The results seem to be equivalent to the ones I got when simply removing the perfmon finalization from likwid_markerClose, so my implementation probably does what it's supposed to :)

Do you think this could be an acceptable solution @TomTheBear?

Edit: To make comparing a bit easier, I created a pull reques with the described additions: #584

TomTheBear commented 9 months ago

Hi, many thanks for finding the issue. It is probably there for a long time already because the perfmon module is finalized in likwid_markerClose since the beginning.

Your approach seems reasonable with the only downside that the file will be written twice, once in the new likwid_writeMarkerFile and again in the final LIKWID_MARKER_CLOSE.

The biggest issue is that it requires changes in likwid.h. My approach is to change the main likwid.h only in major releases and I just released 5.3. Maybe I can make an exception because it just adds a function and does not change the behavior of the already published functions.

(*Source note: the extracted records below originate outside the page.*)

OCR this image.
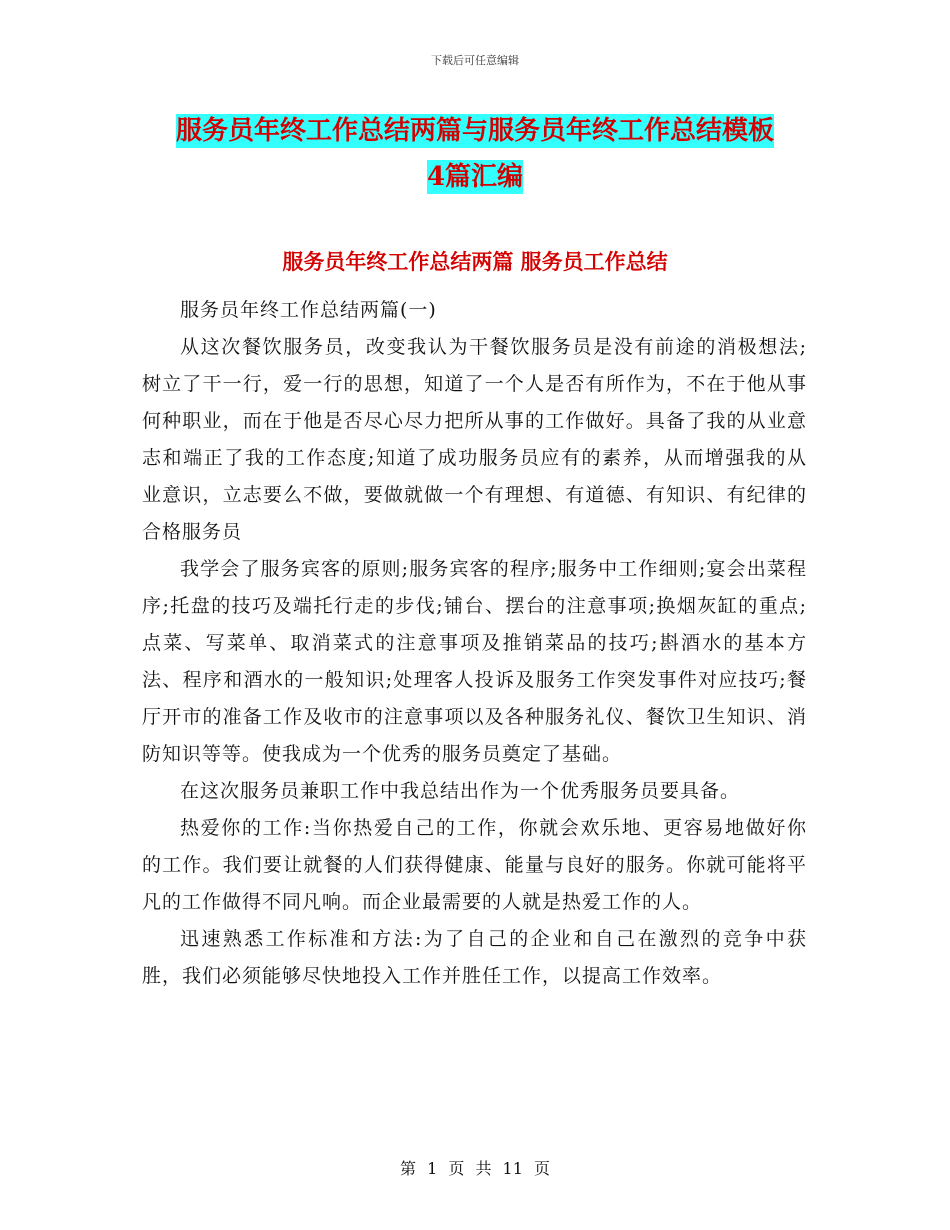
下载后可任意编辑
服务员年终工作总结两篇与服务员年终工作总结模板
4篇汇编
服务员年终工作总结两篇 服务员工作总结

服务员年终工作总结两篇(一)

从这次餐饮服务员，改变我认为干餐饮服务员是没有前途的消极想法;树立了干一行，爱一行的思想，知道了一个人是否有所作为，不在于他从事何种职业，而在于他是否尽心尽力把所从事的工作做好。具备了我的从业意志和端正了我的工作态度;知道了成功服务员应有的素养，从而增强我的从业意识，立志要么不做，要做就做一个有理想、有道德、有知识、有纪律的合格服务员

我学会了服务宾客的原则;服务宾客的程序;服务中工作细则;宴会出菜程序;托盘的技巧及端托行走的步伐;铺台、摆台的注意事项;换烟灰缸的重点;点菜、写菜单、取消菜式的注意事项及推销菜品的技巧;斟酒水的基本方法、程序和酒水的一般知识;处理客人投诉及服务工作突发事件对应技巧;餐厅开市的准备工作及收市的注意事项以及各种服务礼仪、餐饮卫生知识、消防知识等等。使我成为一个优秀的服务员奠定了基础。

在这次服务员兼职工作中我总结出作为一个优秀服务员要具备。

热爱你的工作:当你热爱自己的工作，你就会欢乐地、更容易地做好你的工作。我们要让就餐的人们获得健康、能量与良好的服务。你就可能将平凡的工作做得不同凡响。而企业最需要的人就是热爱工作的人。

迅速熟悉工作标准和方法:为了自己的企业和自己在激烈的竞争中获胜，我们必须能够尽快地投入工作并胜任工作，以提高工作效率。

第 1 页 共 11 页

While reading over C-internalMarkerAPI I saw some typos. Since you already work on that file, would it be possible for you to fix the typos?

OoJJBoO commented 9 months ago

Sure, I'll look into it.

OoJJBoO commented 9 months ago

I just updated the comments in C-internalMarkerAPI.c, feel free to let me know if I missed something @TomTheBear. I also adjusted the description regarding reading marker files since parts of it looked to be outdated.

TomTheBear commented 8 months ago

I merged your PR #584 and started with similar functions for the GPU-related Marker APIs #586 . I think we can close the issue.

OoJJBoO commented 8 months ago

Yes, thank you!